Luce: One of the things we looked at, and continue to look at, is the climate impact of ride-hailing services like Uber and Lyft. Recently people have been asking questions, our commission included, about the impact on carbon emissions when people choose certain modes of transportation. On one hand, you could hear an argument that maybe it takes cars off the road or you might spend less time driving in your car. On the other hand, there's the argument that a car is still being driven and then fewer people end up taking lower carbon transportation options like public transit, or just walking or biking.
That was one of the questions we wanted to explore. It turns out a lot of really relevant and useful primary research had been done by folks at UC Davis and UC Berkeley. When cities have more and more people taking ride hailing services, the net carbon emissions actually increase on the order of six or seven percent. It ends up being really significant. We are wondering if anything should be done from a policy perspective to mitigate those emissions. It’s an open question right now.

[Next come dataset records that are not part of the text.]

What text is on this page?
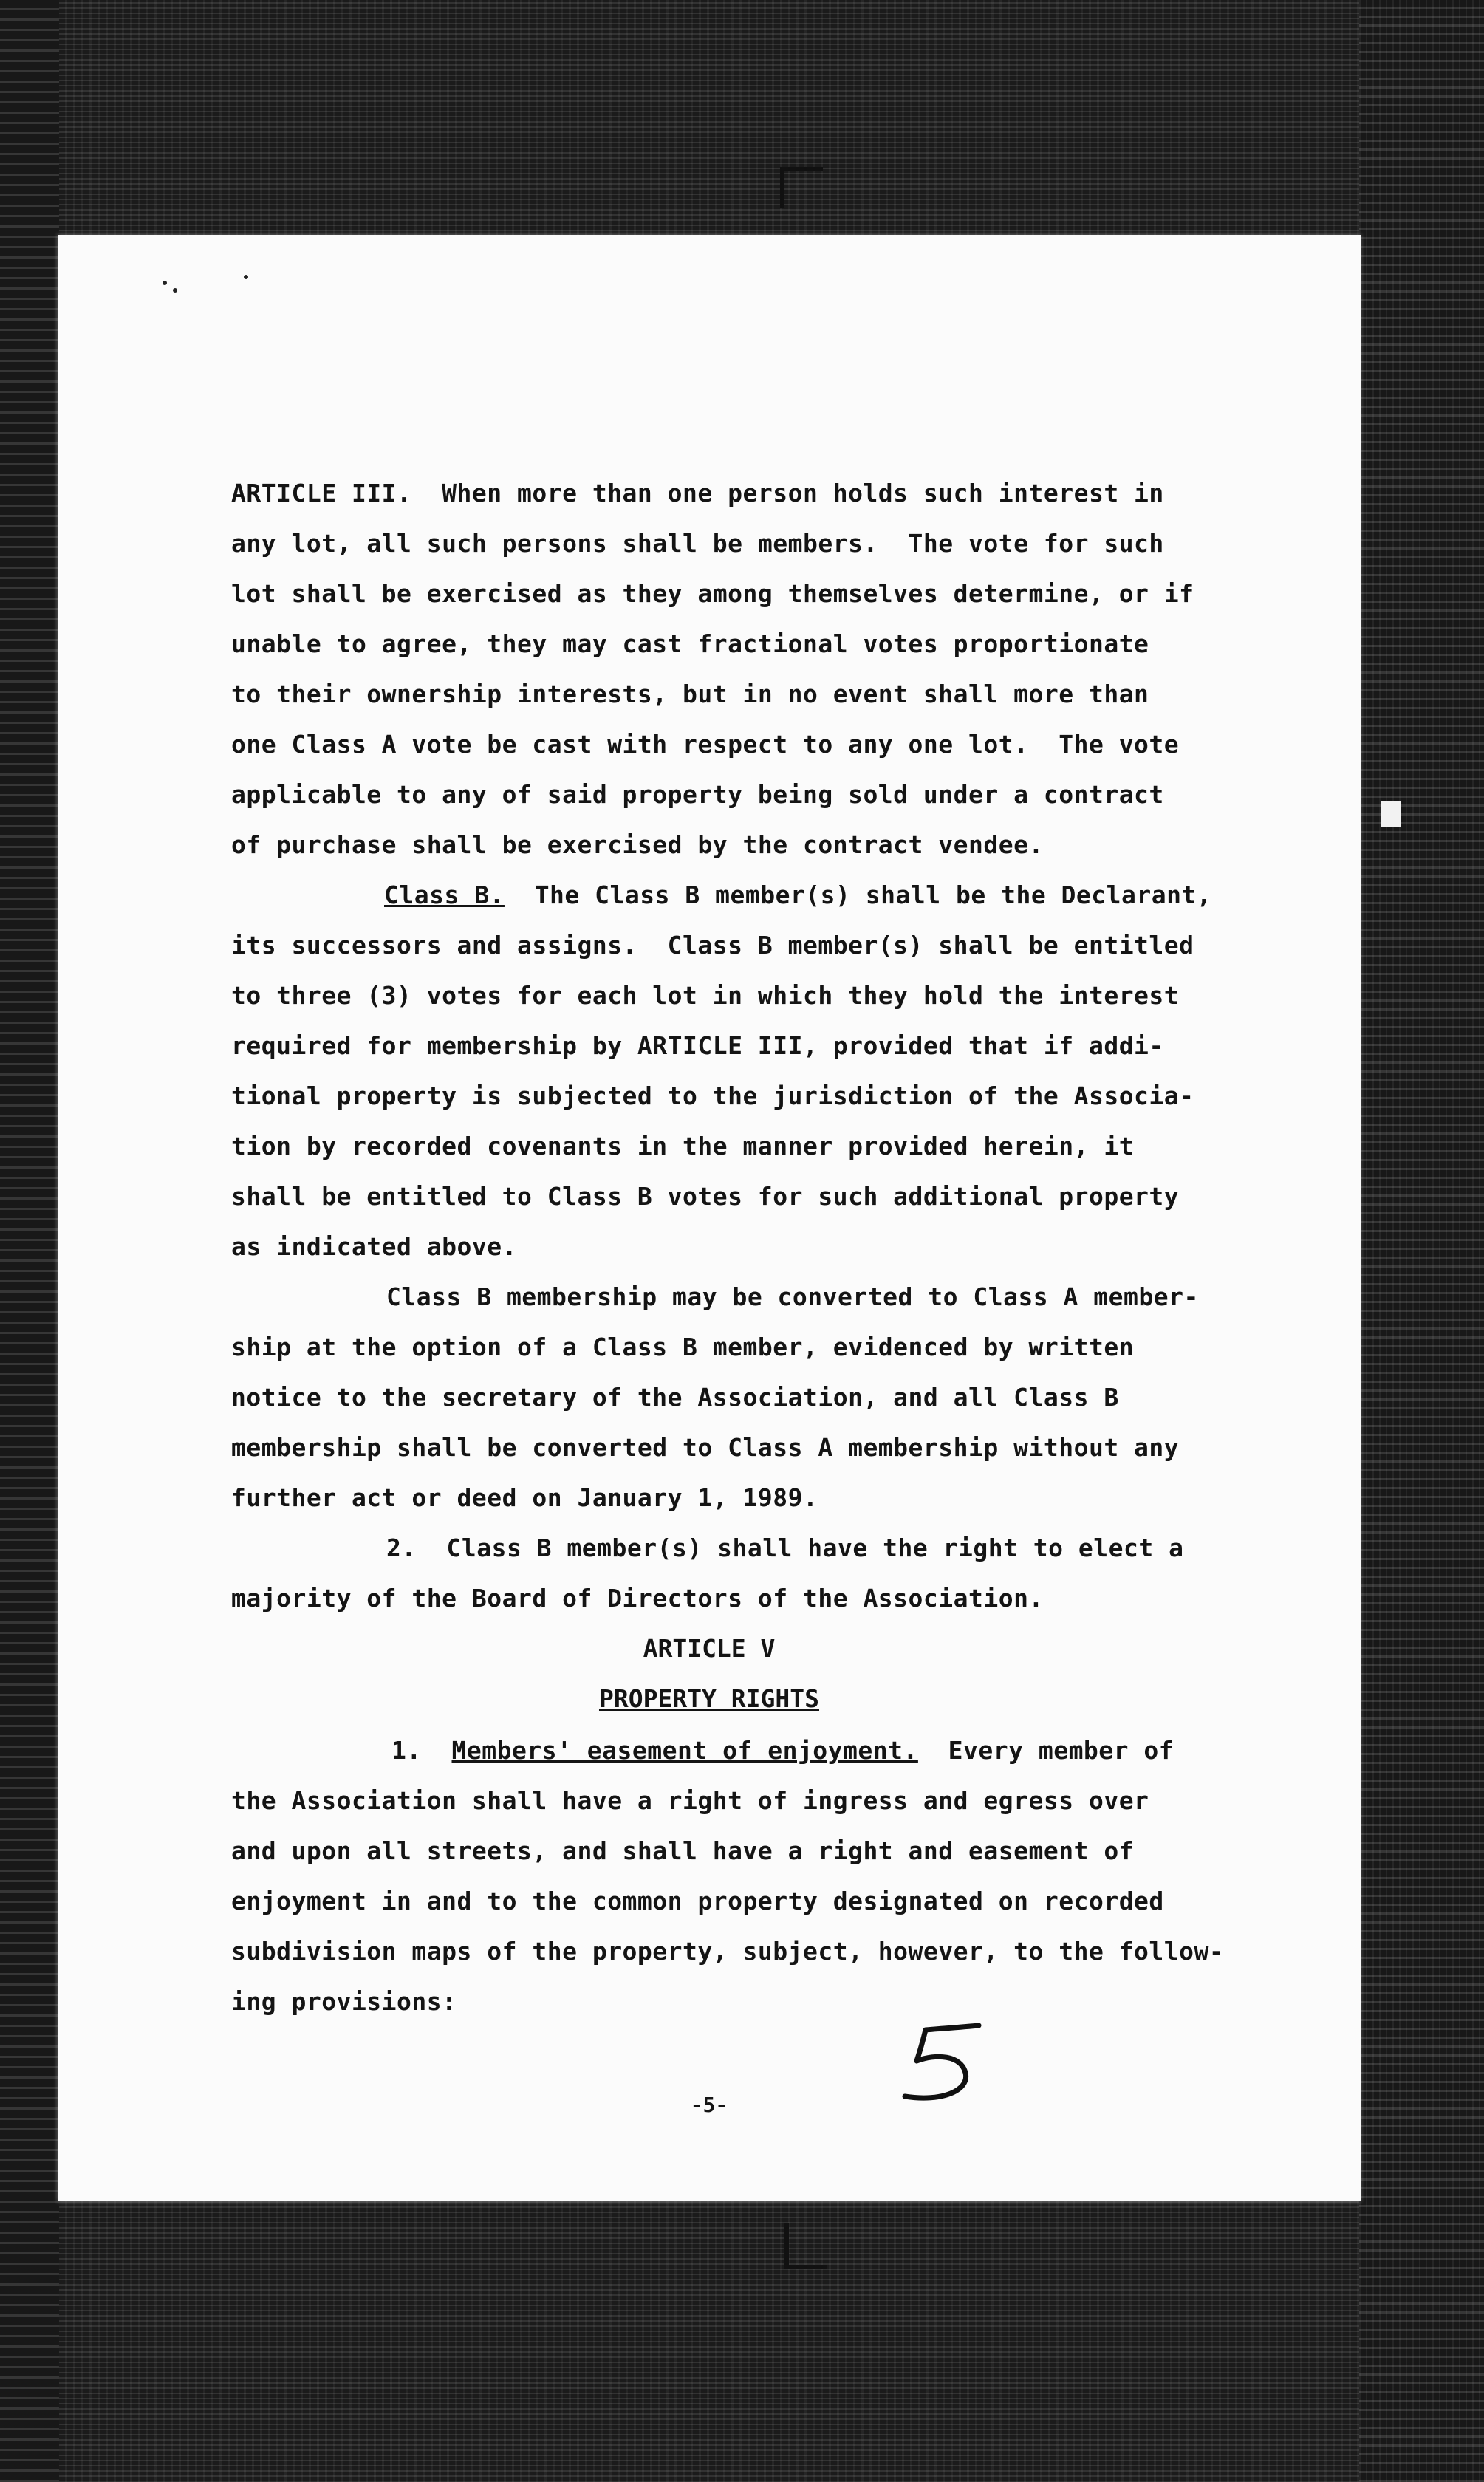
ARTICLE III.  When more than one person holds such interest in
any lot, all such persons shall be members.  The vote for such
lot shall be exercised as they among themselves determine, or if
unable to agree, they may cast fractional votes proportionate
to their ownership interests, but in no event shall more than
one Class A vote be cast with respect to any one lot.  The vote
applicable to any of said property being sold under a contract
of purchase shall be exercised by the contract vendee.
Class B.  The Class B member(s) shall be the Declarant,
its successors and assigns.  Class B member(s) shall be entitled
to three (3) votes for each lot in which they hold the interest
required for membership by ARTICLE III, provided that if addi-
tional property is subjected to the jurisdiction of the Associa-
tion by recorded covenants in the manner provided herein, it
shall be entitled to Class B votes for such additional property
as indicated above.
Class B membership may be converted to Class A member-
ship at the option of a Class B member, evidenced by written
notice to the secretary of the Association, and all Class B
membership shall be converted to Class A membership without any
further act or deed on January 1, 1989.
2.  Class B member(s) shall have the right to elect a
majority of the Board of Directors of the Association.
ARTICLE V
PROPERTY RIGHTS
1.  Members' easement of enjoyment.  Every member of
the Association shall have a right of ingress and egress over
and upon all streets, and shall have a right and easement of
enjoyment in and to the common property designated on recorded
subdivision maps of the property, subject, however, to the follow-
ing provisions:
-5-
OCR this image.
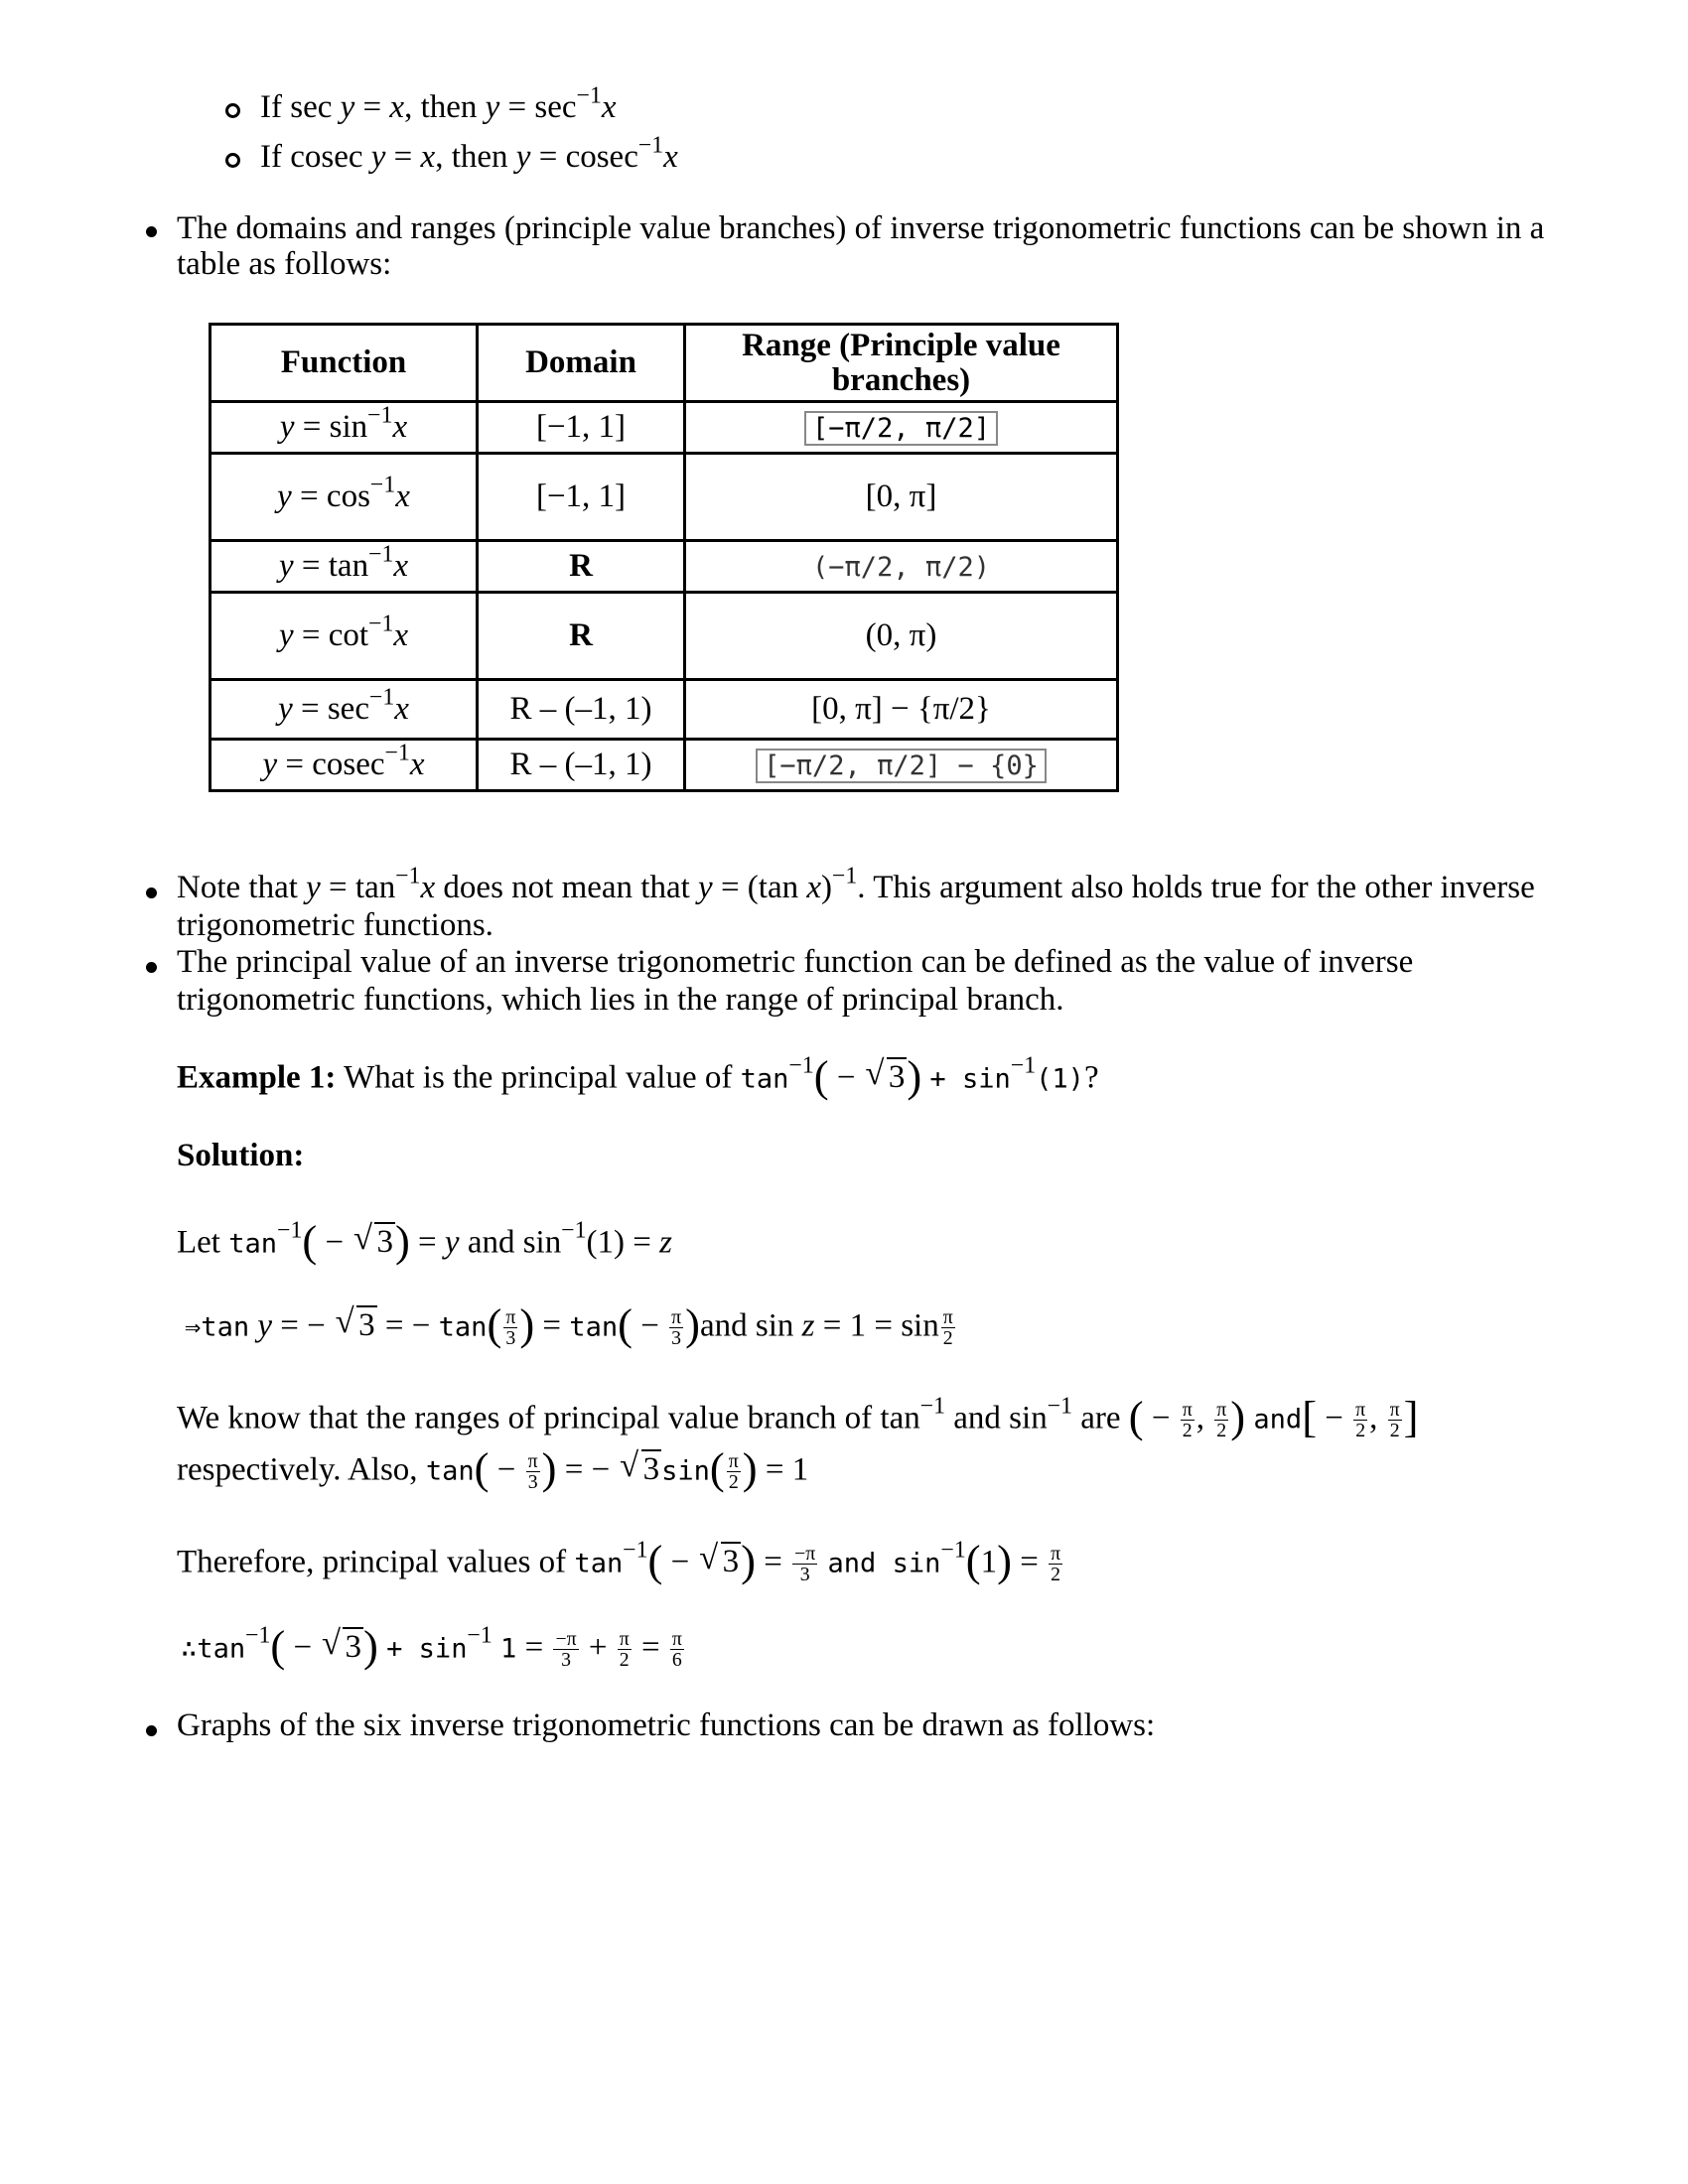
If sec y = x, then $y = \sec^{-1}x$
If cosec y = x, then y = cosec$^{-1}$x
The domains and ranges (principle value branches) of inverse trigonometric functions can be shown in a table as follows:
Function	Domain	Range (Principle value branches)
$y = \sin^{-1}x$	[−1, 1]	[−π/2, π/2]
$y = \cos^{-1}x$	[−1, 1]	[0, π]
$y = \tan^{-1}x$	R	(−π/2, π/2)
$y = \cot^{-1}x$	R	(0, π)
$y = \sec^{-1}x$	R – (–1, 1)	[0, π] − {π/2}
y = cosec$^{-1}$x	R – (–1, 1)	[−π/2, π/2] − {0}
Note that $y = \tan^{-1}x$ does not mean that y = (tan x)$^{-1}$. This argument also holds true for the other inverse
trigonometric functions.
The principal value of an inverse trigonometric function can be defined as the value of inverse
trigonometric functions, which lies in the range of principal branch.
Example 1: What is the principal value of $\tan^{-1}$( − √ $3) + \sin^{-1}(1)$?
Solution:
Let $\tan^{-1}$( − √ 3) = y and $\sin^{-1}(1) = z$
⇒tan y = − √ 3 = − $\tan( \frac{\pi}{3}$ ) = $\tan( - \frac{\pi}{3} )and$ $\sin z = 1 = \sin \frac{\pi}{2}$
We know that the ranges of principal value branch of $\tan^{-1}$ and $\sin^{-1}$ are ( − $\frac{\pi}{2}$ , $\frac{\pi}{2}$ ) $and[ - \frac{\pi}{2}$ , $\frac{\pi}{2}$ ]
respectively. Also, $\tan( - \frac{\pi}{3}$ ) = − √ $3\sin( \frac{\pi}{2}$ ) = 1
Therefore, principal values of $\tan^{-1}$( − √ $3) = \frac{-\pi}{3}$ and $\sin^{-1}(1) = \frac{\pi}{2}$
$\therefore\tan^{-1}$( − √ $3) + \sin^{-1} 1 = \frac{-\pi}{3} + \frac{\pi}{2} = \frac{\pi}{6}$
Graphs of the six inverse trigonometric functions can be drawn as follows:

CK: What has been the biggest challenge associated with this work?
Luce: Renewable energy is not a controversial topic in Berkeley, you know? I think one of the challenges is turning all the exuberance and excitement about the topic towards practical strategies and recommendations. It's difficult to make energy transitions, and sometimes there is confusion about the real-world aspects of implementation. For example, if you wanted to introduce a measure to get 100 percent of the energy to be generated by solar power, that would be practically impossible to do. The storage would need to be really incredible.
CK: How did you deal with that exuberance?
Luce: I take a very measured approach with data. It’s part of why the Energy Commission exists. Everyone on the Commission has a different background. There are some people with Ph.D.s, but there are also people in other really relevant fields like architecture or computer engineering. It's really a multitude of backgrounds, which is great to have on the commission because energy is such an interdisciplinary topic. For instance, if you're thinking about measures that might affect the deployment of solar power, it turns out there's an important architectural angle.
CK: What have you learned from being on the Commission?
Luce: Up until this role, I had very little direct experience with city or local government. Now I have a much better overall understanding about how it works. People on the outside might think, “oh, that's a really slow process,” or “things take a really long time.” But it turns out there are a lot of reasons for that. It's designed in such a way that broadly make sense under the constraints that it has.
CK: What advice do you have for those getting started in this area?
Luce: I highly recommend getting engaged with a commission. People with science backgrounds can, in particular, add a lot of value to them. There are so many different topics that you can find something that you're interested in or interested in learning more about. There is a lot of natural turnover when new city councilors get elected as they often bring in entirely new commission appointees. So I’d recommend that you get to know who your city counselor is, get to know what commissions are out there, and then go to a meeting or two. See if it’s interesting and then build a relationship if it’s something you want to try doing.